FSE 2026
Sun 5 - Thu 9 July 2026 Montreal, Canada

To effectively test complex software, it is important to generate goal-specific inputs, i.e., inputs that achieve a specific testing goal. For instance, developers may intend to target one or more testing goal(s) during testing – generate complex inputs or trigger new or error-prone behaviors. However, most state-of-the-art test generators are not designed to target specific goals. Notably, grammar-based test generators, which (randomly) produce syntactically valid inputs via an input specification (i.e., grammar) have a low probability of achieving an arbitrary testing goal. This work addresses this challenge by proposing an automated test generation approach (called FdLoop) which iteratively learns relevant input properties from existing inputs to drive the generation of goal-specific inputs. The main idea of our approach is to leverage test feedback to generate goal-specific inputs via a combination of evolutionary testing and grammar learning. FdLoop automatically learns a mapping between input structures and a specific testing goal, such mappings allow to generate inputs that target the goal-at-hand.

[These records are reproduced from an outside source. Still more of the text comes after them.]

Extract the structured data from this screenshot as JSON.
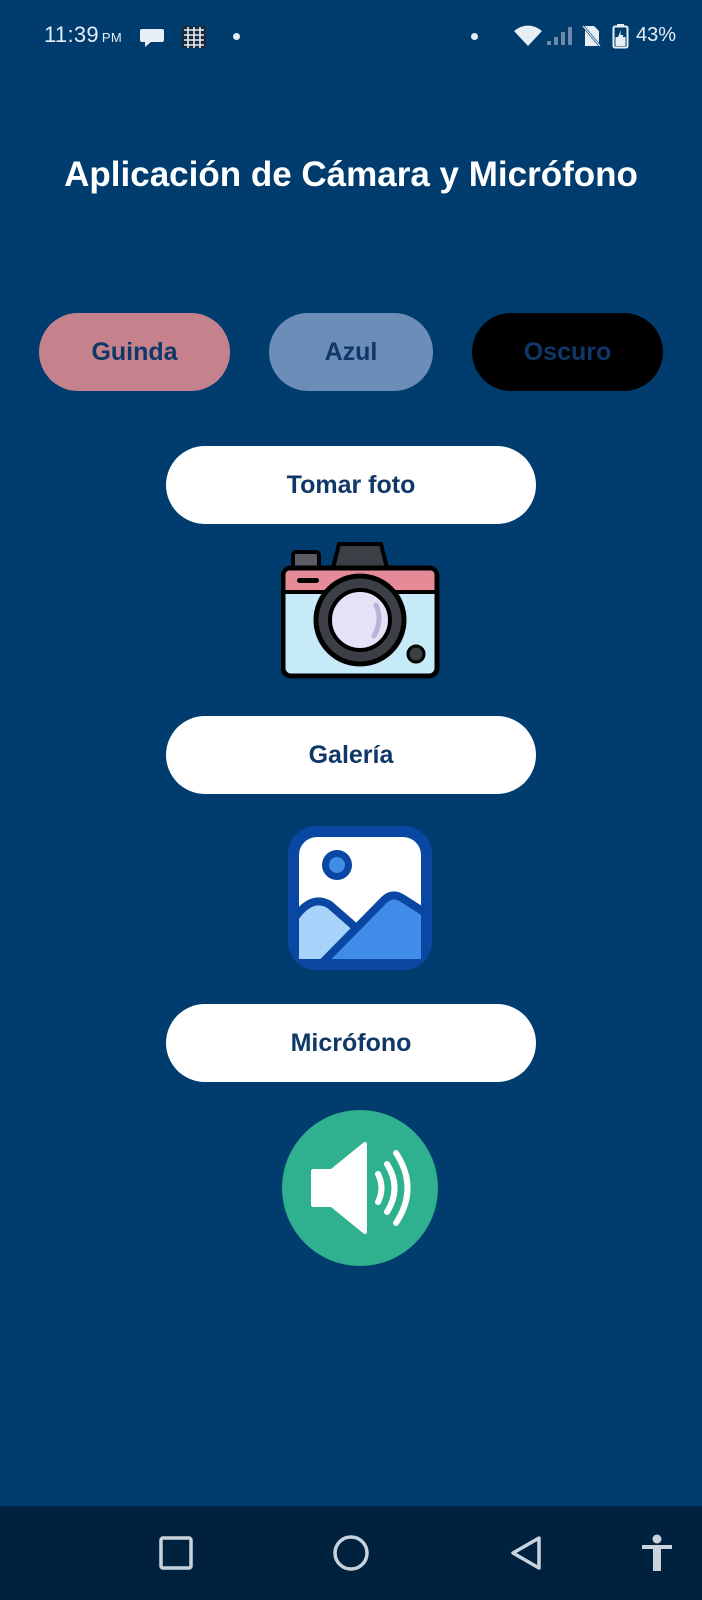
{
  "status_bar": {
    "time": "11:39",
    "ampm": "PM",
    "battery": "43%"
  },
  "app": {
    "title": "Aplicación de Cámara y Micrófono"
  },
  "theme_buttons": {
    "guinda": "Guinda",
    "azul": "Azul",
    "oscuro": "Oscuro"
  },
  "actions": {
    "camera": "Tomar foto",
    "gallery": "Galería",
    "microphone": "Micrófono"
  },
  "icons": {
    "camera": "camera-icon",
    "gallery": "gallery-icon",
    "speaker": "speaker-icon"
  },
  "colors": {
    "background": "#003D6E",
    "guinda": "#C5818C",
    "azul": "#6B8DB8",
    "oscuro": "#000000",
    "button_text": "#0F3768",
    "speaker_circle": "#2FB08E",
    "nav_bar": "#00223F"
  }
}
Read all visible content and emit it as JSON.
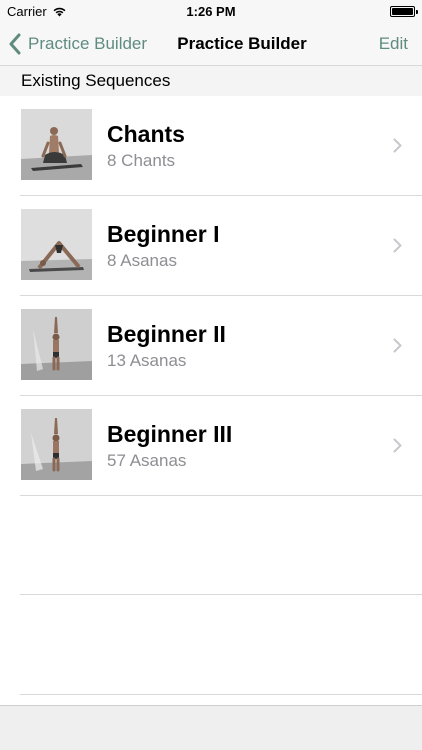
{
  "status_bar": {
    "carrier": "Carrier",
    "time": "1:26 PM",
    "wifi_icon": "wifi-icon",
    "battery_icon": "battery-icon"
  },
  "nav": {
    "back_label": "Practice Builder",
    "title": "Practice Builder",
    "edit_label": "Edit",
    "accent_color": "#5f8c7f"
  },
  "section": {
    "header": "Existing Sequences"
  },
  "sequences": [
    {
      "title": "Chants",
      "subtitle": "8 Chants"
    },
    {
      "title": "Beginner I",
      "subtitle": "8 Asanas"
    },
    {
      "title": "Beginner II",
      "subtitle": "13 Asanas"
    },
    {
      "title": "Beginner III",
      "subtitle": "57 Asanas"
    }
  ]
}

Given a testing goal, FdLoop iteratively selects, evolves and learn the input distribution of goal-specific test inputs via test feedback and a probabilistic grammar. We concretize FdLoop for four testing goals, namely unique code coverage, input-to-code complexity, program failures (exceptions) and long execution time. We evaluate FdLoop using three (3) well-known input formats (JSON, CSS and JavaScript) and 20 open-source software. In most (86%) settings, FdLoop outperforms all five tested baselines namely the baseline grammar-based test generators (random, probabilistic and inverse-probabilistic methods), EvoGFuzz and DynaMOSA. FdLoop is (up to) twice (2X) as effective as the best baseline (EvoGFuzz) in inducing erroneous behaviors. In addition, we show that the main components of FdLoop (i.e., input mutator, grammar mutator and test feedbacks) contribute positively to its effectiveness. We also observed that FdLoop is effective across varying parameter settings – the number of initial seed inputs, the number of generated inputs, the number of input generations and varying random seed values. Finally, our evaluation demonstrates that FdLoop effectively achieves single testing goals and scales to multiple testing goals.